Live on television, his shirt festooned with clip-on microphones, Pillinger was resolute as the clock approached the moment when the first message should have confirmed a safe landing. And he remained resolute when that moment passed.
Early days, he kept saying, no problem, a bold display of a stiff upper lip. But I caught sight of Judith's face which told a more forlorn story.
Nothing was ever heard from the tiny craft and there was no trace of it until now. The assumption was that it was lying in shattered pieces in the Martian dust.
And so the name Beagle entered the lexicon as a heart-warming example of plucky failure.
When a British mission to search for life beneath the ice of Antarctica was being planned, the chief scientist Martin Siegert told me he hoped it would not turn out to be "another Beagle".
The pristine waters of the ancient Lake Ellsworth, cut off for thousands of years, were the target of the drilling project. The quest was to see if life could survive in the icy darkness.
The Russians had already extracted water from another lake under the ice but the samples may have been contaminated. And an American project was drilling into a less isolated spot. The scientific prize - as with Beagle - was there to be seized by British hands.
But the team's hot-water drill could not be aimed as accurately as needed. Supplies of fuel to melt the ice were running low. And over Christmas 2012 - exactly nine years after Beagle - another British team faced crushing disappointment.
Of course, the ultimate example of near-triumph came from Captain Scott and his team in the Antarctic wilderness a century before that.

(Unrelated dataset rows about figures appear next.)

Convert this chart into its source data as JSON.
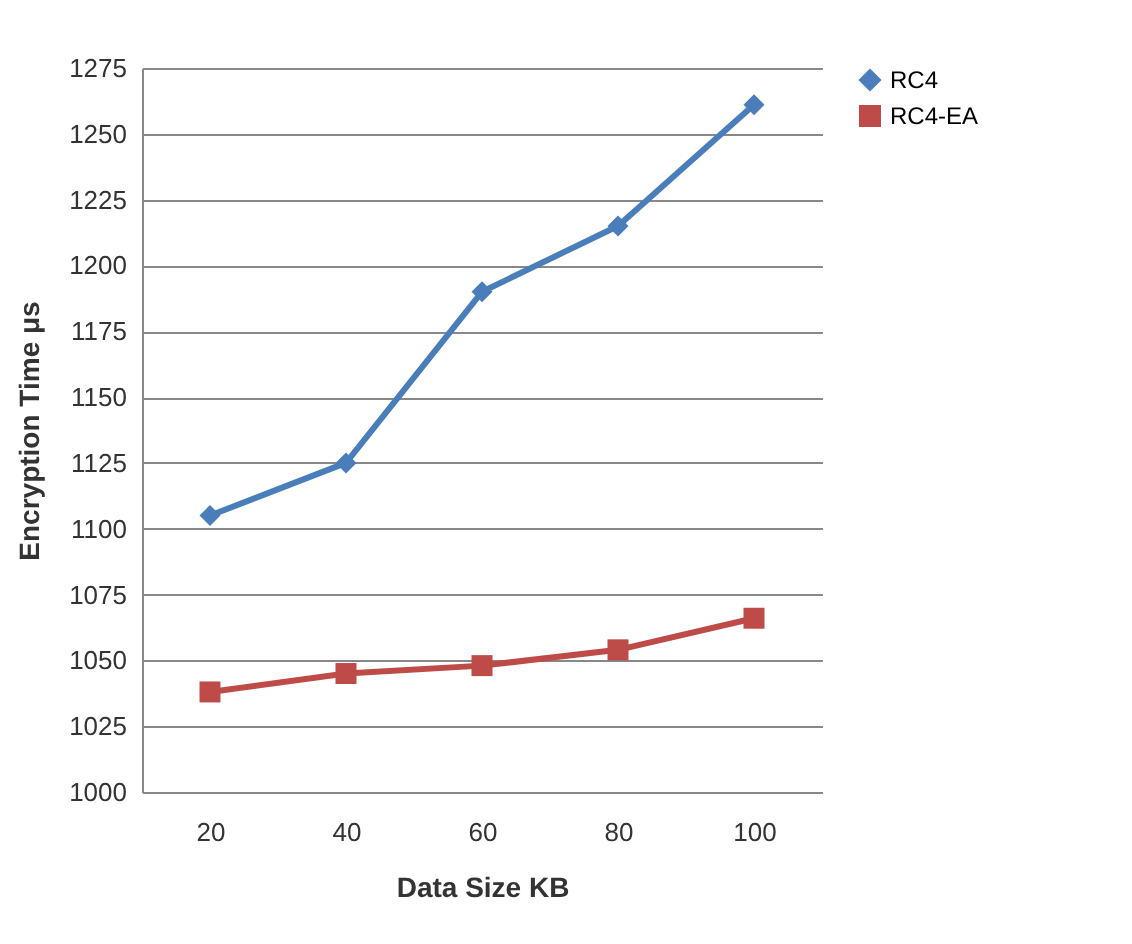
{
  "chart_data": {
    "type": "line",
    "xlabel": "Data Size KB",
    "ylabel": "Encryption Time  μs",
    "categories": [
      "20",
      "40",
      "60",
      "80",
      "100"
    ],
    "series": [
      {
        "name": "RC4",
        "color": "#4a7ebb",
        "marker": "diamond",
        "values": [
          1105,
          1125,
          1190,
          1215,
          1261
        ]
      },
      {
        "name": "RC4-EA",
        "color": "#be4b48",
        "marker": "square",
        "values": [
          1038,
          1045,
          1048,
          1054,
          1066
        ]
      }
    ],
    "ylim": [
      1000,
      1275
    ],
    "yticks": [
      1000,
      1025,
      1050,
      1075,
      1100,
      1125,
      1150,
      1175,
      1200,
      1225,
      1250,
      1275
    ],
    "grid": "y",
    "legend": "right"
  }
}
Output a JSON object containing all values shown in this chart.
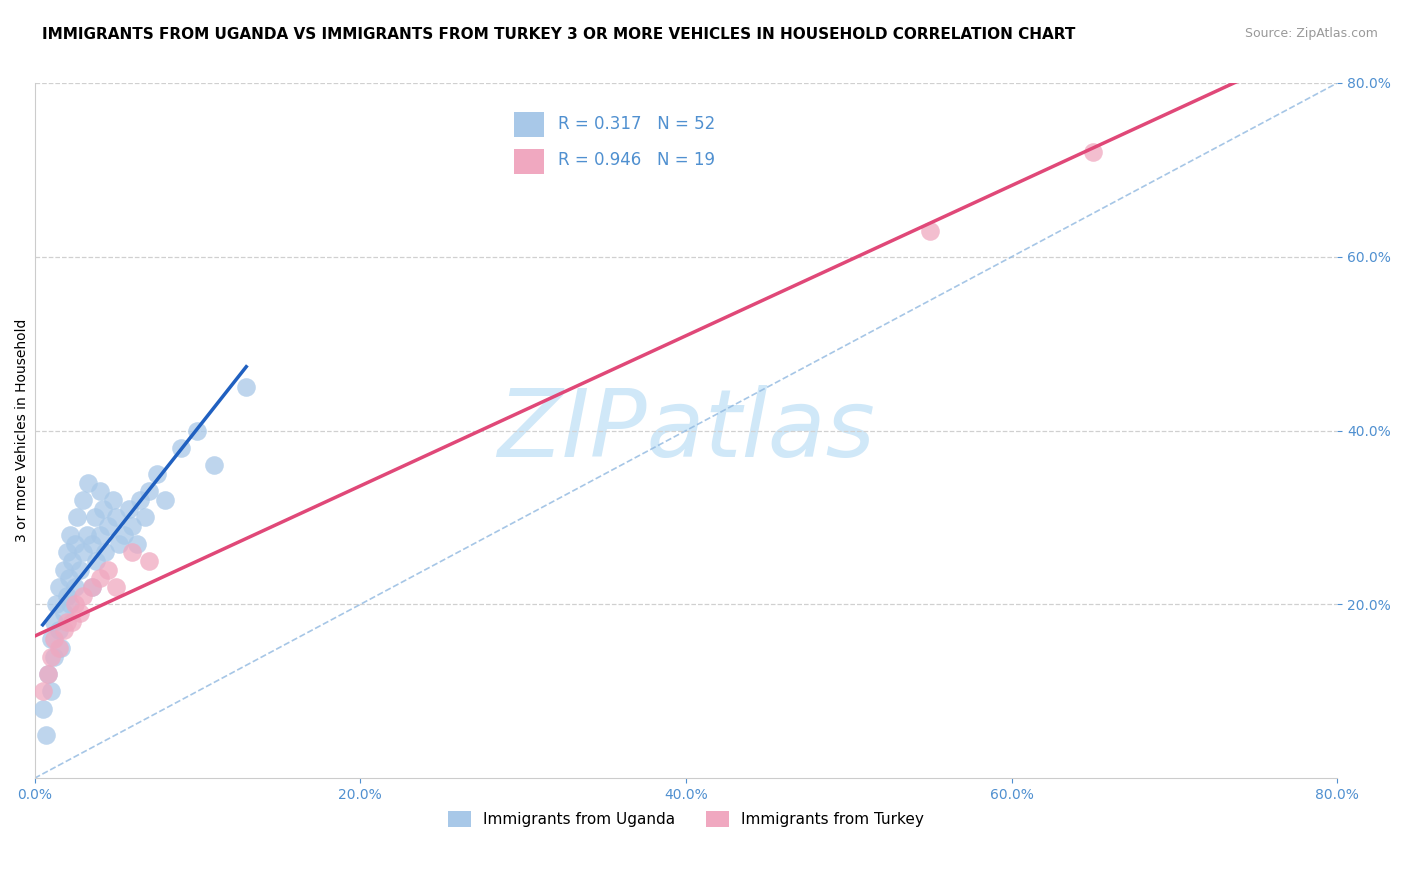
{
  "title": "IMMIGRANTS FROM UGANDA VS IMMIGRANTS FROM TURKEY 3 OR MORE VEHICLES IN HOUSEHOLD CORRELATION CHART",
  "source": "Source: ZipAtlas.com",
  "ylabel_left": "3 or more Vehicles in Household",
  "legend_bottom": [
    "Immigrants from Uganda",
    "Immigrants from Turkey"
  ],
  "R_uganda": 0.317,
  "N_uganda": 52,
  "R_turkey": 0.946,
  "N_turkey": 19,
  "xlim": [
    0.0,
    0.8
  ],
  "ylim": [
    0.0,
    0.8
  ],
  "xticks": [
    0.0,
    0.2,
    0.4,
    0.6,
    0.8
  ],
  "yticks_right": [
    0.2,
    0.4,
    0.6,
    0.8
  ],
  "xtick_labels": [
    "0.0%",
    "20.0%",
    "40.0%",
    "60.0%",
    "80.0%"
  ],
  "ytick_labels_right": [
    "20.0%",
    "40.0%",
    "60.0%",
    "80.0%"
  ],
  "color_uganda": "#a8c8e8",
  "color_turkey": "#f0a8c0",
  "line_color_uganda": "#2060c0",
  "line_color_turkey": "#e04878",
  "background_color": "#ffffff",
  "watermark_text": "ZIPatlas",
  "watermark_color": "#d0e8f8",
  "uganda_x": [
    0.005,
    0.007,
    0.008,
    0.01,
    0.01,
    0.012,
    0.012,
    0.013,
    0.015,
    0.015,
    0.016,
    0.018,
    0.018,
    0.02,
    0.02,
    0.021,
    0.022,
    0.022,
    0.023,
    0.025,
    0.025,
    0.026,
    0.028,
    0.03,
    0.03,
    0.032,
    0.033,
    0.035,
    0.035,
    0.037,
    0.038,
    0.04,
    0.04,
    0.042,
    0.043,
    0.045,
    0.048,
    0.05,
    0.052,
    0.055,
    0.058,
    0.06,
    0.063,
    0.065,
    0.068,
    0.07,
    0.075,
    0.08,
    0.09,
    0.1,
    0.11,
    0.13
  ],
  "uganda_y": [
    0.08,
    0.05,
    0.12,
    0.16,
    0.1,
    0.18,
    0.14,
    0.2,
    0.22,
    0.17,
    0.15,
    0.24,
    0.19,
    0.26,
    0.21,
    0.23,
    0.28,
    0.2,
    0.25,
    0.27,
    0.22,
    0.3,
    0.24,
    0.32,
    0.26,
    0.28,
    0.34,
    0.27,
    0.22,
    0.3,
    0.25,
    0.33,
    0.28,
    0.31,
    0.26,
    0.29,
    0.32,
    0.3,
    0.27,
    0.28,
    0.31,
    0.29,
    0.27,
    0.32,
    0.3,
    0.33,
    0.35,
    0.32,
    0.38,
    0.4,
    0.36,
    0.45
  ],
  "turkey_x": [
    0.005,
    0.008,
    0.01,
    0.012,
    0.015,
    0.018,
    0.02,
    0.023,
    0.025,
    0.028,
    0.03,
    0.035,
    0.04,
    0.045,
    0.05,
    0.06,
    0.07,
    0.55,
    0.65
  ],
  "turkey_y": [
    0.1,
    0.12,
    0.14,
    0.16,
    0.15,
    0.17,
    0.18,
    0.18,
    0.2,
    0.19,
    0.21,
    0.22,
    0.23,
    0.24,
    0.22,
    0.26,
    0.25,
    0.63,
    0.72
  ],
  "grid_color": "#d0d0d0",
  "title_fontsize": 11,
  "axis_label_fontsize": 10,
  "tick_fontsize": 10,
  "tick_color": "#5090d0"
}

They made it to the South Pole only to find that the Norwegians had got there first. They then hauled back priceless geological samples but never made it, their bodies later found frozen in their tent.
Even so, Scott became established as a legend and inspired future generations of explorers. A key thread in the narrative of British exploration is a determination not to give up, a legacy of salvaging something positive from defeat.
So, the Lake Ellsworth scientists are hoping to win funding to try again. And British space scientists will have another go at Mars with a European mission in 2018.
Colin Pillinger himself never had the chance for a second attempt. But he always avoided using the word failure.
And, if he were alive today, he would surely argue that news of Beagle2 touching down intact proves him right, that Britain did manage to land on Mars, and by any standards that counts as success.